Od strony użytkownika zmieni się niewiele. Wystarczy, że wejdzie na dedykowaną stronę i w poprzez przeglądarkę internetową na swoim komputerze, w prosty sposób dokona weryfikacji prawdziwości dokumentu. Inaczej sprawa wygląda od strony jego wydawcy - co prawda dokumenty cały czas będą znajdowały się na serwerach Alior Banku, ale ich skróty kryptograficzne przechowywać będzie blockchain Ethereum.
Z technicznego punktu widzenia, będziemy przechowywać skróty dokumentów na blockchain Ethereum. Sam dokument będzie znajdować się na naszych serwerach, aczkolwiek pracujemy nad tym, aby jego treść również była przechowywana w postaci rozproszonej. W ten sposób osiągniemy całkowitą decentralizację danych – dodaje Artur Wiśniowski.
Zobacz też: Alior Bank stworzył urządzenie, które zabezpieczy wasze bankowe konto internetowe przed próbą kradzieży.
Trwały nośnik open source.
Tym, co wyróżnia rozwiązanie Alior Banku, jest transparentność. Technologia daje bowiem wgląd w przebieg procesu na każdym jego etapie, co nie jest rynkowym standardem.

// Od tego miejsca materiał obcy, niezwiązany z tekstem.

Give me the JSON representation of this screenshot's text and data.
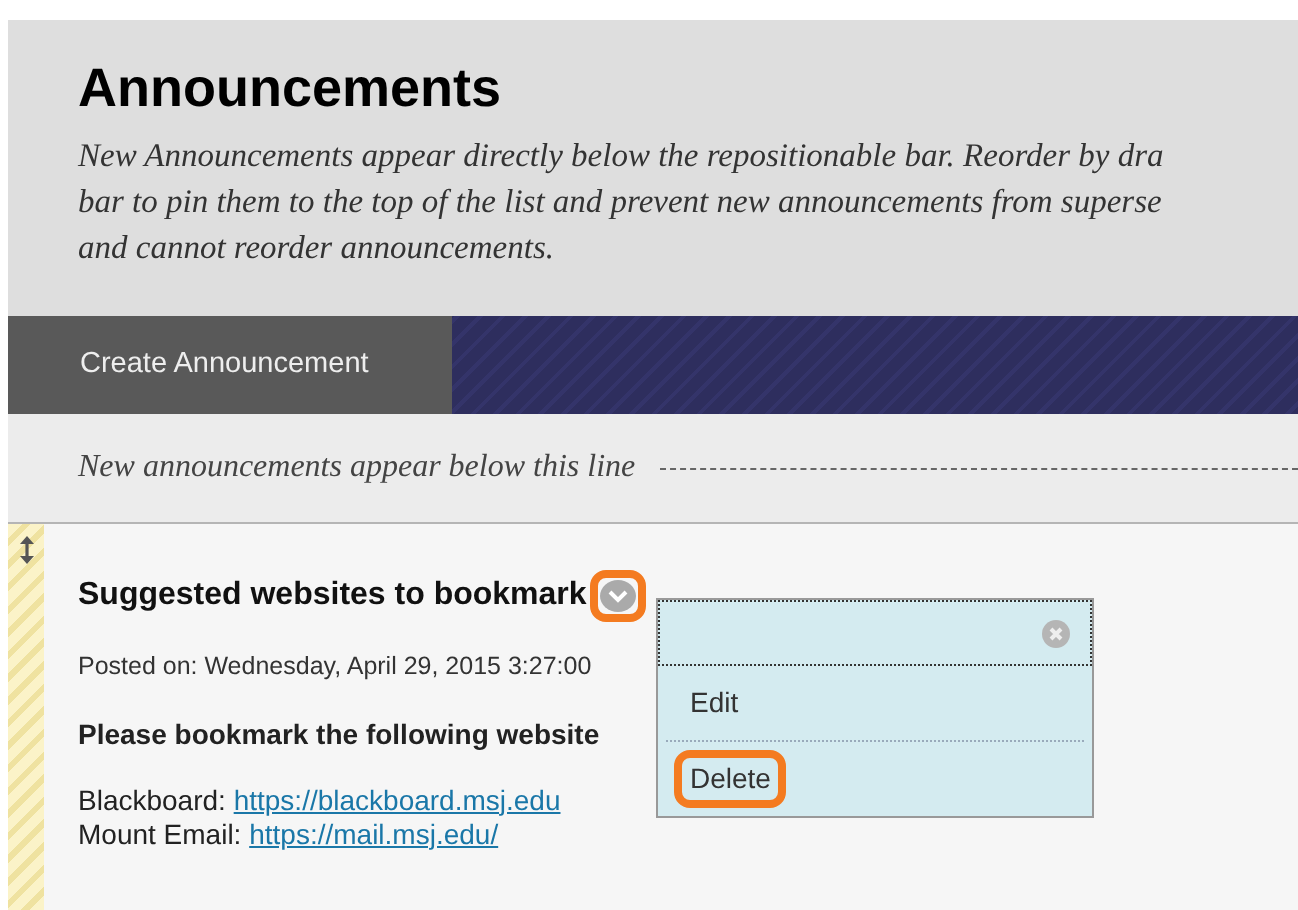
{
  "header": {
    "title": "Announcements",
    "description_lines": [
      "New Announcements appear directly below the repositionable bar. Reorder by dra",
      "bar to pin them to the top of the list and prevent new announcements from superse",
      "and cannot reorder announcements."
    ]
  },
  "action_bar": {
    "buttons": [
      {
        "label": "Create Announcement"
      }
    ]
  },
  "divider_line": {
    "text": "New announcements appear below this line"
  },
  "announcements": [
    {
      "title": "Suggested websites to bookmark",
      "menu_button_highlighted": true,
      "posted": "Posted on: Wednesday, April 29, 2015 3:27:00",
      "body": "Please bookmark the following website",
      "links": [
        {
          "label": "Blackboard:",
          "url": "https://blackboard.msj.edu"
        },
        {
          "label": "Mount Email:",
          "url": "https://mail.msj.edu/"
        }
      ]
    }
  ],
  "context_menu": {
    "items": [
      {
        "label": "Edit",
        "highlighted": false
      },
      {
        "label": "Delete",
        "highlighted": true
      }
    ]
  }
}
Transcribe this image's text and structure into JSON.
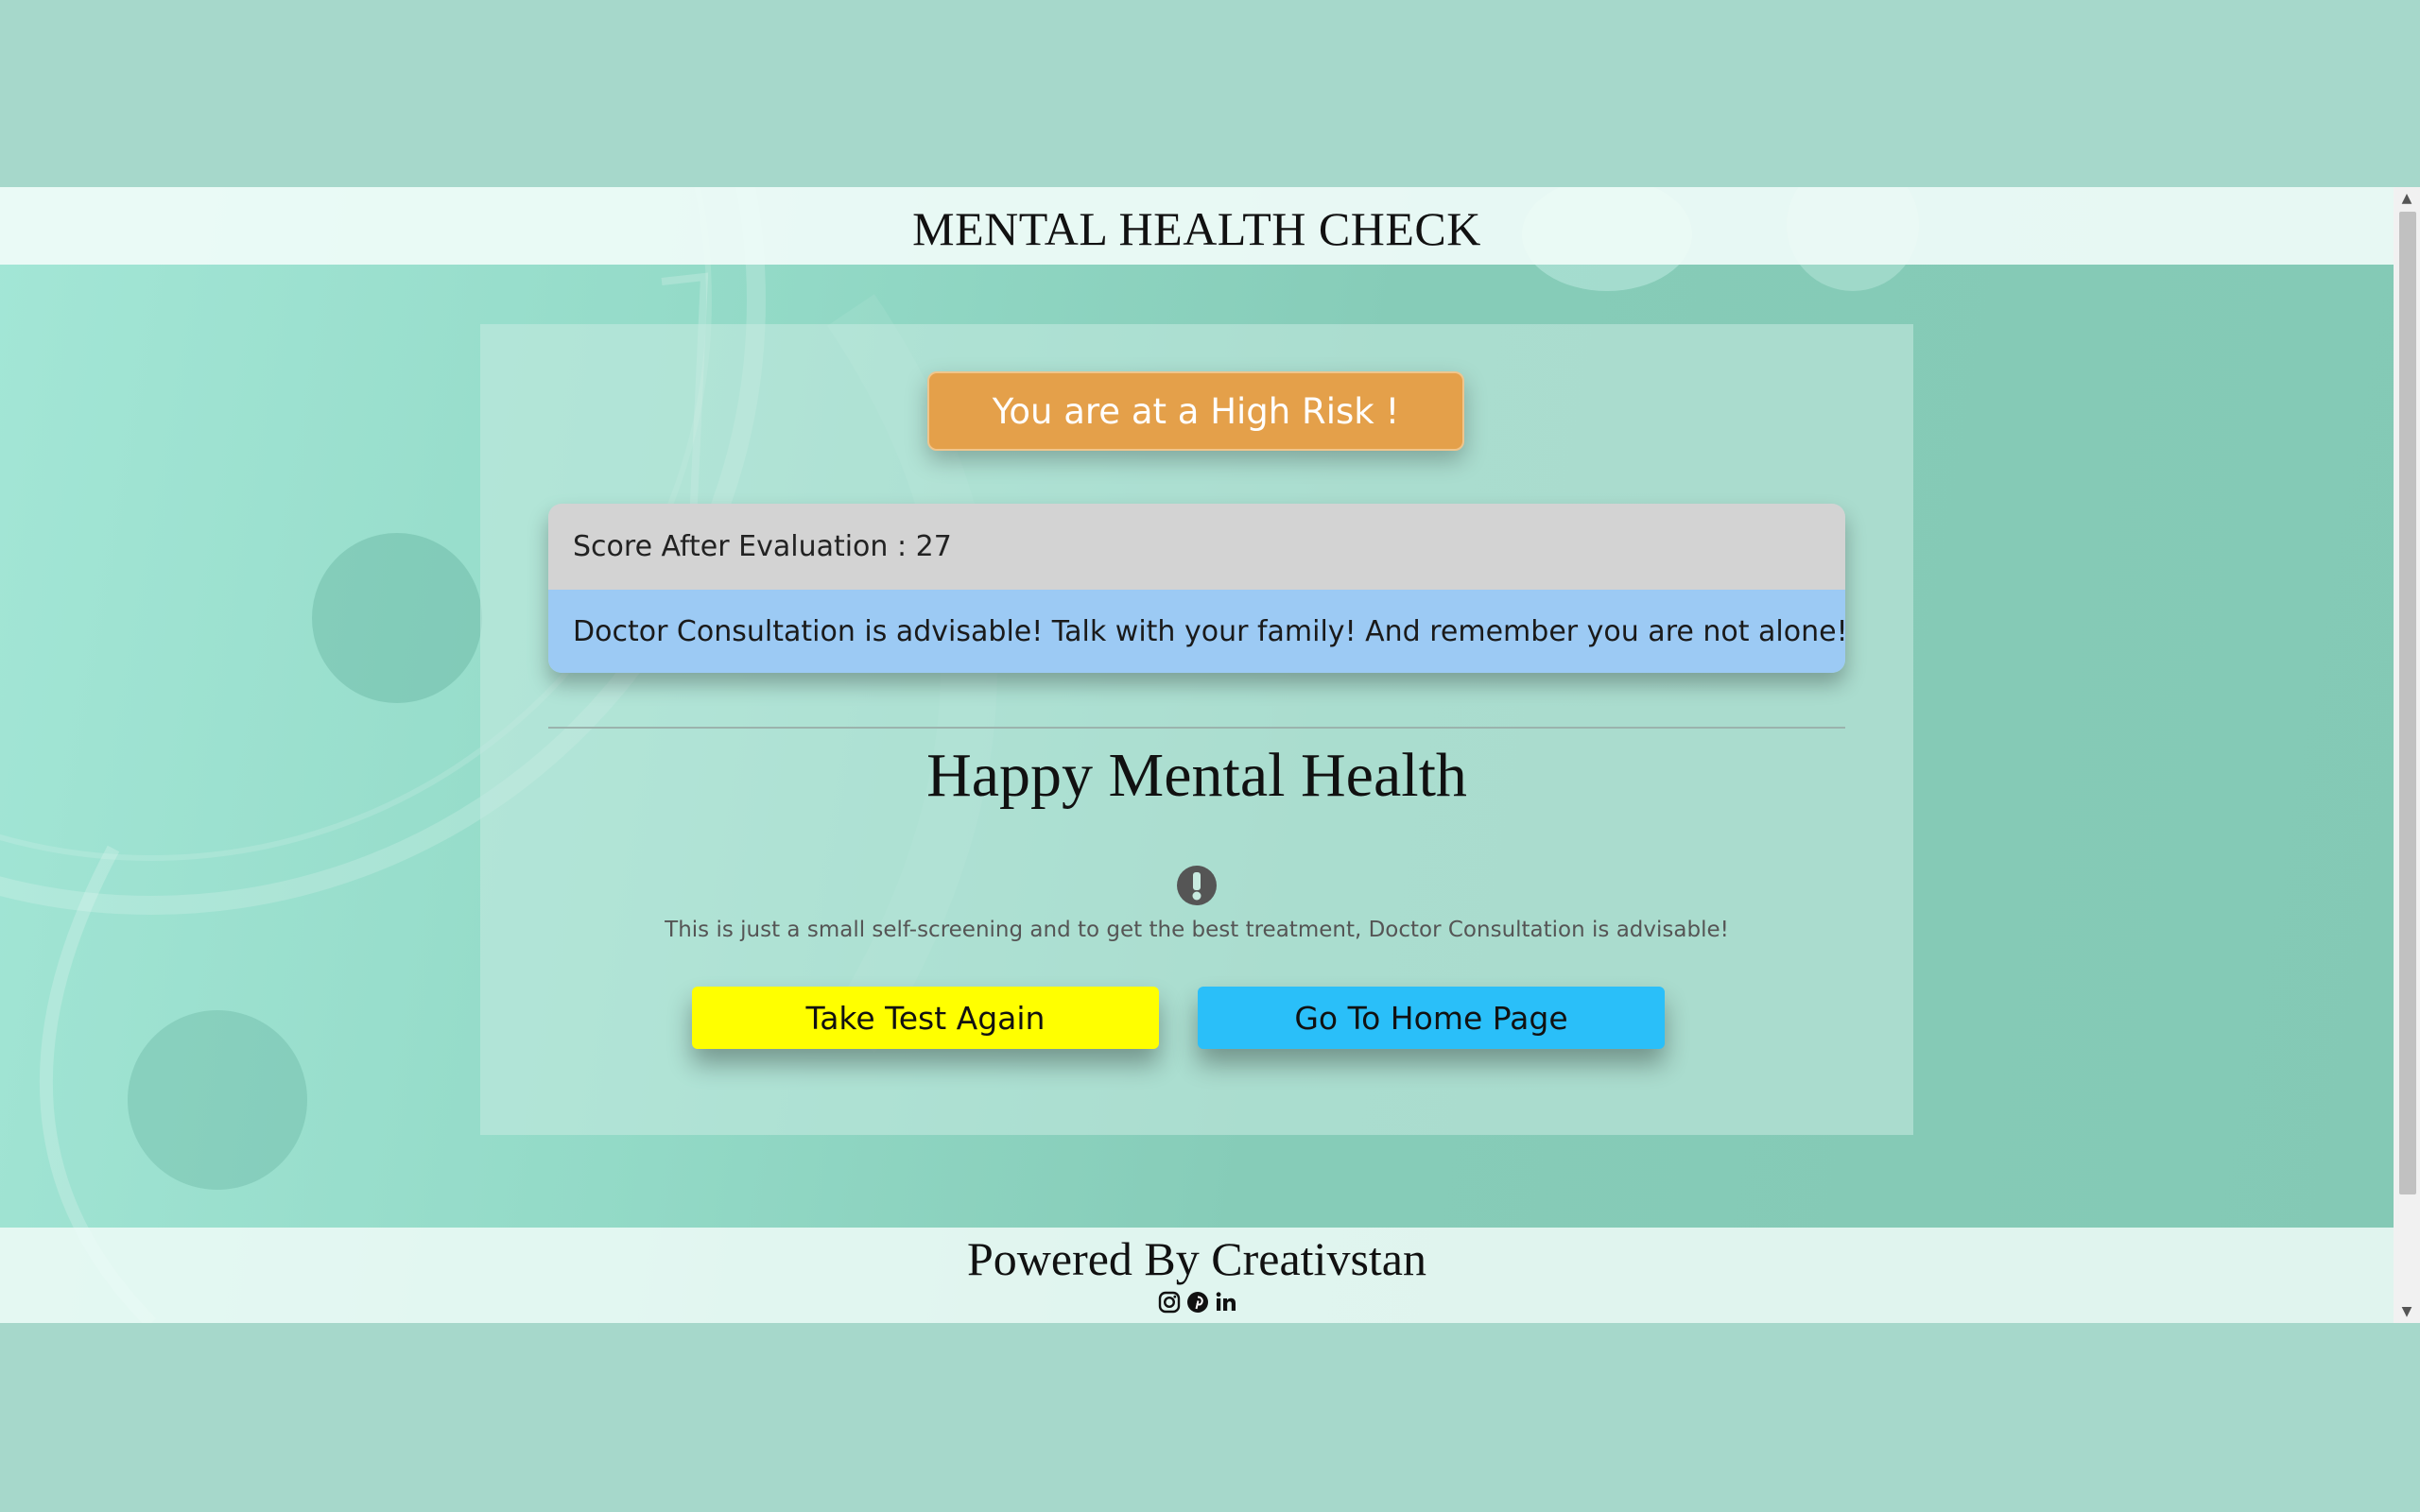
{
  "header": {
    "title": "MENTAL HEALTH CHECK"
  },
  "result": {
    "risk_label": "You are at a High Risk !",
    "score_text": "Score After Evaluation : 27",
    "advice_text": "Doctor Consultation is advisable! Talk with your family! And remember you are not alone!"
  },
  "section": {
    "title": "Happy Mental Health",
    "note": "This is just a small self-screening and to get the best treatment, Doctor Consultation is advisable!",
    "icon": "exclamation-circle-icon"
  },
  "buttons": {
    "take_test_again": "Take Test Again",
    "go_home": "Go To Home Page"
  },
  "footer": {
    "powered_by": "Powered By Creativstan",
    "social_icons": [
      "instagram-icon",
      "pinterest-icon",
      "linkedin-icon"
    ]
  },
  "colors": {
    "risk_badge": "#e4a04a",
    "score_row": "#d3d3d3",
    "advice_row": "#9ccaf4",
    "take_test_button": "#ffff00",
    "home_button": "#2abff9",
    "page_background": "#a6d8cb"
  }
}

Weryfikacja będzie odbywać się bezpośrednio w przeglądarce końcowego odbiorcy, a kod będzie dostępny w ramach open source.
Każda osoba dysponująca odpowiednią wiedzą będzie mogła niezależnie sprawdzić, że nasze zapewnienia o działaniu systemu są prawdziwe. Nie mamy nic do ukrycia, a klienci nie muszą nam wierzyć tylko na słowo – podkreśla Wiśniowski.
To kolosalna zmiana w relacji z otoczeniem. Bank jest instytucją zaufania publicznego, której wierzymy na słowo. W tym wypadku nie ma nawet technicznej możliwości oszustwa. Udostępnienie kodu źródłowego na zasadach open source z kolei sprawia, że bank zyskuje pełną transparentność. Dodatkowo społeczność może audytować kod i wydać niezależne potwierdzenie, co do działania zgodnego z deklaracjami. Co więcej, każdy może zgłosić propozycję udoskonalenia kodu, która może zostać zaaprobowana. Na takim rozwiązaniu zyskuje więc nie tylko bank, który oszczędza pieniądze i niweluje ryzyko, ale również programiści, którzy zyskują inspirację do kolejnych projektów.
Jedna rzecz to zalety i stopnień zaawansowania technologii, a druga to znalezienie dla niej praktycznych zastosowań. Z tego względu powołaliśmy wewnętrzny Alior Blockchain Club, którego celem jest zapoznawanie z technologią blockchain pracowników, inspirowanie ich do poszukiwania implementacji w różnych obszarach działalności banku, ale także integracja ze społecznością blockchain - dodaje Tomasz Sienicki, pomysłodawca utworzenia klubu, pracownik Departamentu Skarbu.
Partnerem artykułu jest Alior Bank.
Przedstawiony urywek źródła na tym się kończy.